Copyright © 1999 Kevin T. Kilty, All Rights Reserved
Consider this simple example. A fair coin will come up heads or tails each about 50% of tosses. This doesn't mean that heads and tail alternate, but rather that in a sequence of flips the numbers of heads and tails are about equal. In fact, the way to decide if a coin is fair is to flip it many times and see if the numbers of heads and tails are close enough to equal. I flipped a coin 500 times, and found 246 heads and 254 tails. These are very nearly equal, and without going into long winded details about whether they are equal enough, I can call this coin fair. What happens if I focus my attention on the actual sequence of flips, however. Let me examine the sequence starting at the 352nd flip...
...h t h t h h t h t t t t t t t t h h t t h h...Oh! There is a run of 8 tails here. This is really improbable isn't it? We can calculate what are the odds of getting such a sequence. To get the first tail was a 1/2 probablilty, and the odds of getting each additional tail is another factor of 1/2, which means the odds of getting the run of 8 tails is (1/2)8 or about 0.4%. So by focussing on this run alone we could convince ourselves that something very unusual had occurred; something with odds against it of 996 to 4, in fact, and the coin isn't fair after all. Of course, what are the odds of getting the sequence of 8 tosses leading up to the run? Well, the odds of the first head is 1/2, and the next tail is 1/2, and so on. What results is that the odds of getting the sequence hththhth that leads up to the run is (1/2)8 ...exactly the same probability as the long run of tails!
Surely, you say, there is something wrong here. The run of eight tails has to be the more unusual sequence. However, the truth is that it is not more unusual if we view it as a sequence. It is true that if we take samples of eight tosses at a time, the eight tosses that are all tails is much less likely than getting a sample of 3 tails and 5 heads. That is, as aggregate samples the long runs are unusual, as sequences of individual events they are not.
The run of eight tails occurred only once in 500 tosses. If we were to pick samples of 8 tosses each without being able to pick through the sequences, then picking the sequence of 8 tails or even some portion of it would be unlikely.

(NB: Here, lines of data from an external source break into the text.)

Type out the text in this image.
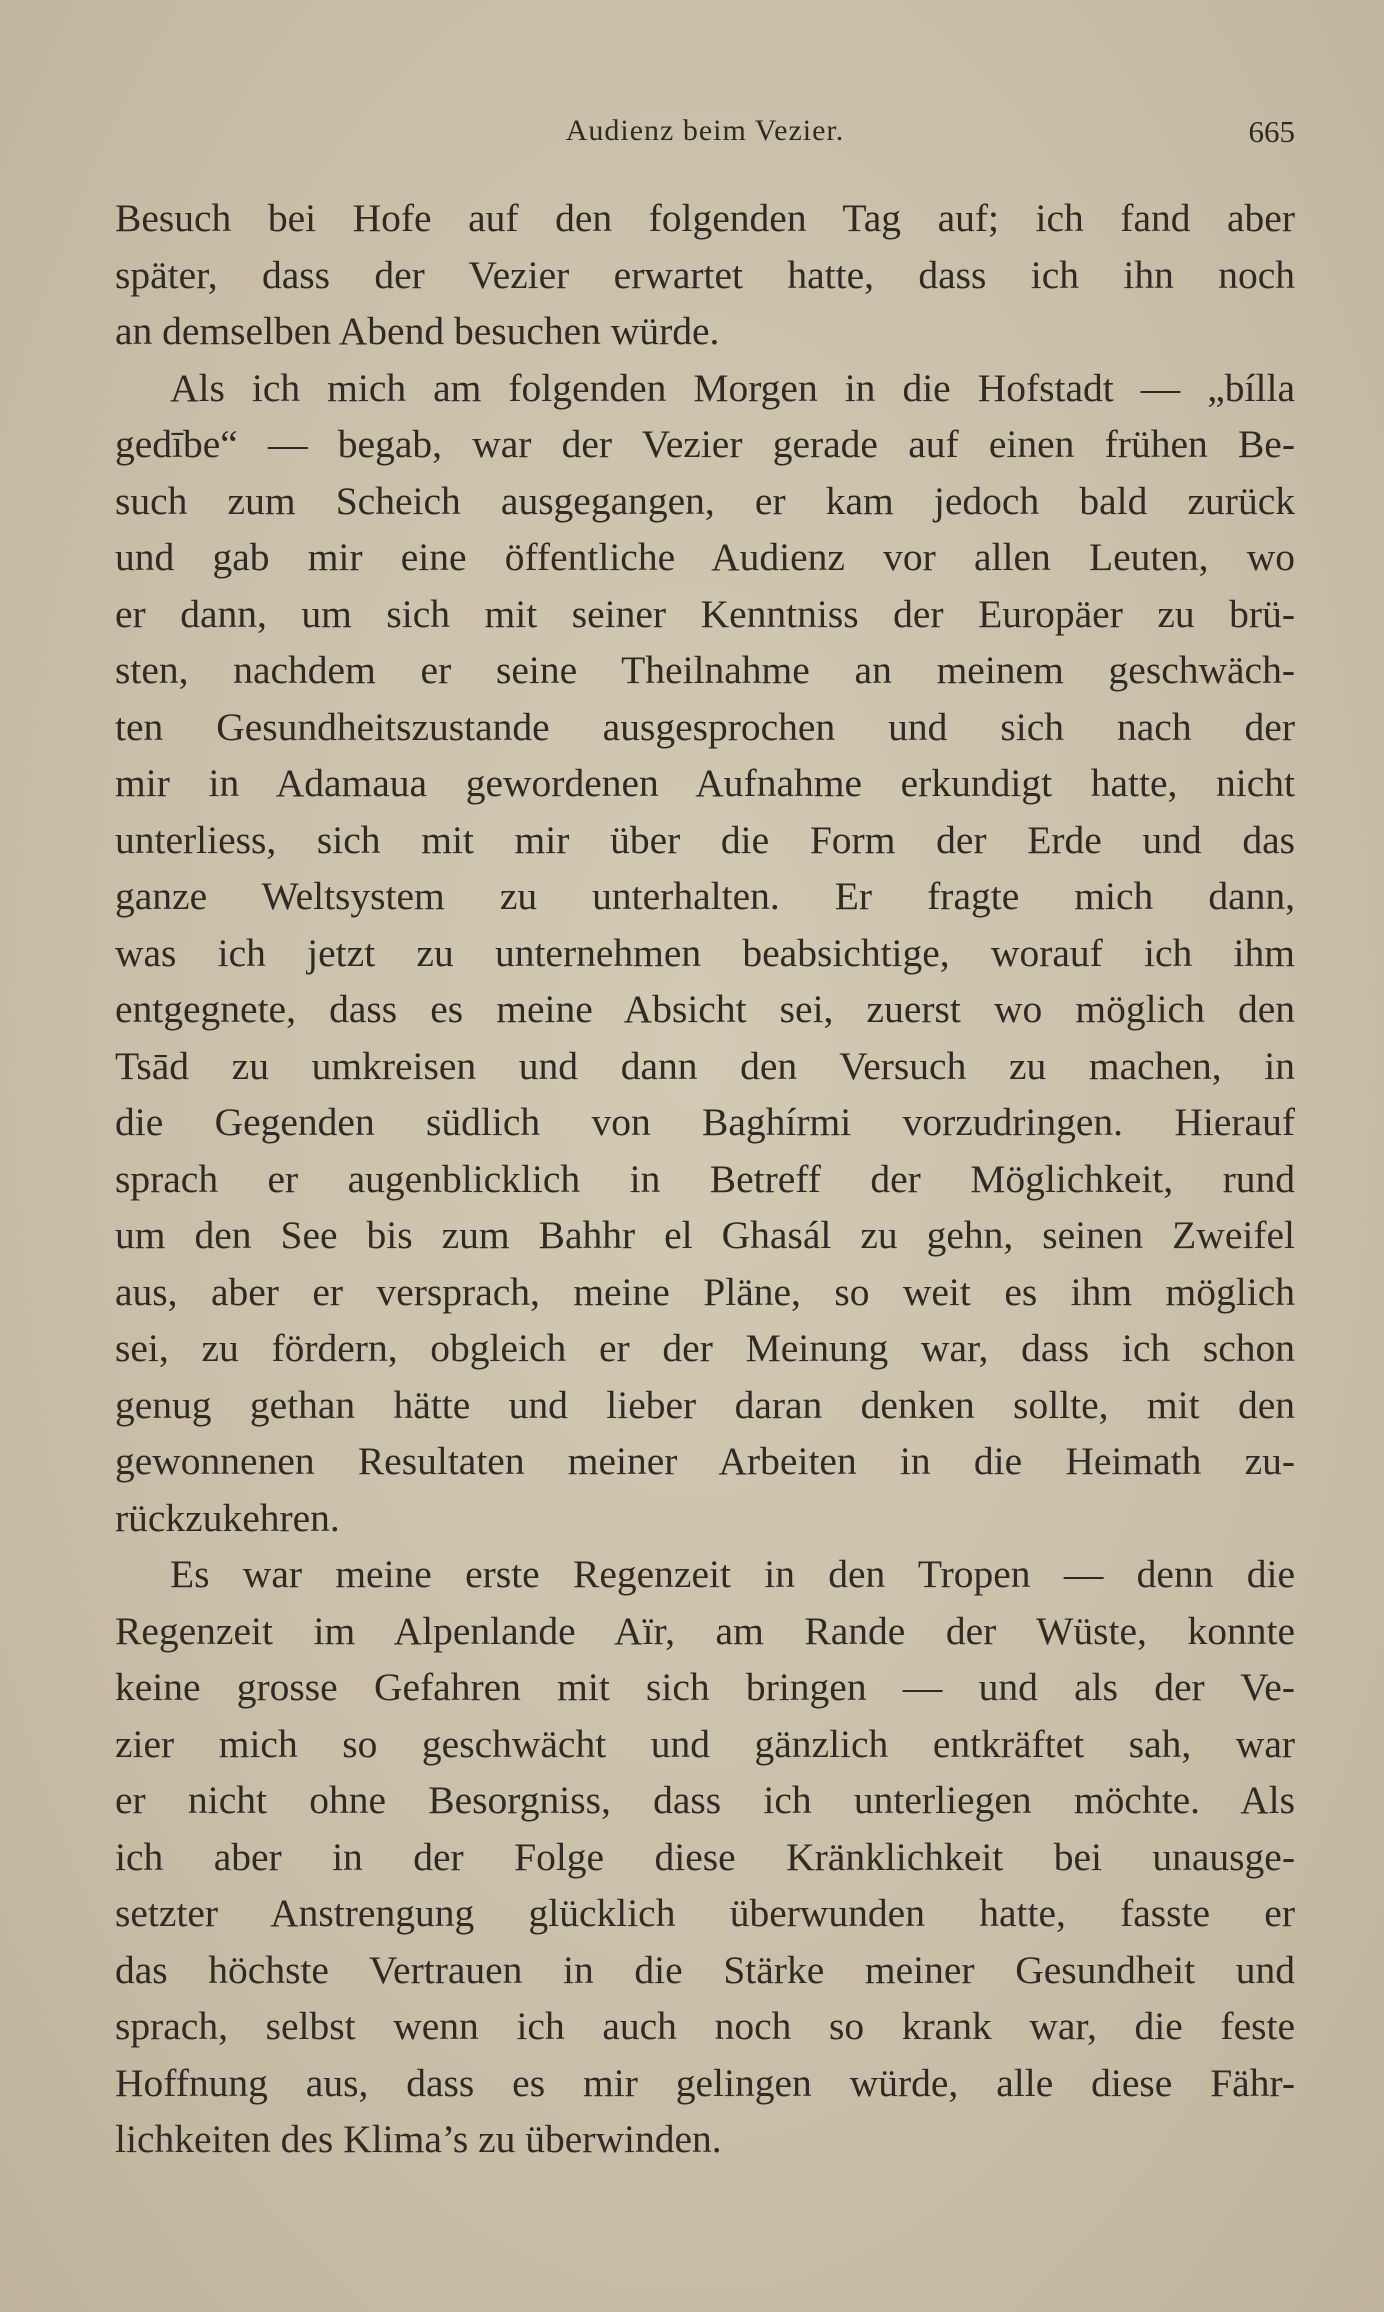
Audienz beim Vezier.	665
Besuch bei Hofe auf den folgenden Tag auf; ich fand aber
später, dass der Vezier erwartet hatte, dass ich ihn noch
an demselben Abend besuchen würde.
Als ich mich am folgenden Morgen in die Hofstadt — „bílla
gedībe“ — begab, war der Vezier gerade auf einen frühen Be-
such zum Scheich ausgegangen, er kam jedoch bald zurück
und gab mir eine öffentliche Audienz vor allen Leuten, wo
er dann, um sich mit seiner Kenntniss der Europäer zu brü-
sten, nachdem er seine Theilnahme an meinem geschwäch-
ten Gesundheitszustande ausgesprochen und sich nach der
mir in Adamaua gewordenen Aufnahme erkundigt hatte, nicht
unterliess, sich mit mir über die Form der Erde und das
ganze Weltsystem zu unterhalten. Er fragte mich dann,
was ich jetzt zu unternehmen beabsichtige, worauf ich ihm
entgegnete, dass es meine Absicht sei, zuerst wo möglich den
Tsād zu umkreisen und dann den Versuch zu machen, in
die Gegenden südlich von Baghírmi vorzudringen. Hierauf
sprach er augenblicklich in Betreff der Möglichkeit, rund
um den See bis zum Bahhr el Ghasál zu gehn, seinen Zweifel
aus, aber er versprach, meine Pläne, so weit es ihm möglich
sei, zu fördern, obgleich er der Meinung war, dass ich schon
genug gethan hätte und lieber daran denken sollte, mit den
gewonnenen Resultaten meiner Arbeiten in die Heimath zu-
rückzukehren.
Es war meine erste Regenzeit in den Tropen — denn die
Regenzeit im Alpenlande Aïr, am Rande der Wüste, konnte
keine grosse Gefahren mit sich bringen — und als der Ve-
zier mich so geschwächt und gänzlich entkräftet sah, war
er nicht ohne Besorgniss, dass ich unterliegen möchte. Als
ich aber in der Folge diese Kränklichkeit bei unausge-
setzter Anstrengung glücklich überwunden hatte, fasste er
das höchste Vertrauen in die Stärke meiner Gesundheit und
sprach, selbst wenn ich auch noch so krank war, die feste
Hoffnung aus, dass es mir gelingen würde, alle diese Fähr-
lichkeiten des Klima’s zu überwinden.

When we are talking about diseases, there aren't many dreaded diseases where the odds of infection are 1/2. Let's take as an example some dread thing that only one person in every 16 households gets. Some sort of cancer say. We will simulate incidence of this disease by flipping an unfair coin that comes up heads only once in 16 tosses. We will work our way through some large city, house by house, flipping this coin at each. Here and there the toss results in heads and someone in that house supposedly gets the disease. The pattern we obtain in this simulation is pretty sparse, but out near house 151,321 we go down a street and find a pattern like...
...n n y n y y y y n n n n n...Oooo, four households all in a row have the dread thing. This is a probability of (1/16)4 or 1/65,536. Immediately we suspect some influence, and begin to look around the neighborhood for power lines, an abandoned warehouse, an old gasoline station, a radio tower, a factory upwind, and so forth. Something unusual has occurred and we begin to look for a cause, never mind that the unusual thing has occurred as an (expected) rare case. Here we can see the folly of looking for an underlying cause in a series of tosses of a coin. In the case of a truly dread disease people have difficultly allowing themselves to think this way, and they instinctively believe in a cause. However, if the disease is just a random occurence, even a rare occurence, there will always be a cluster in space or time -- even among the women on one floor of an embassy in Moscow.
Having the freedom to decide where to begin and end a sample is, in effect, the freedom to choose that rare cluster of occurence, and, in turn, choose the outcome of the analysis.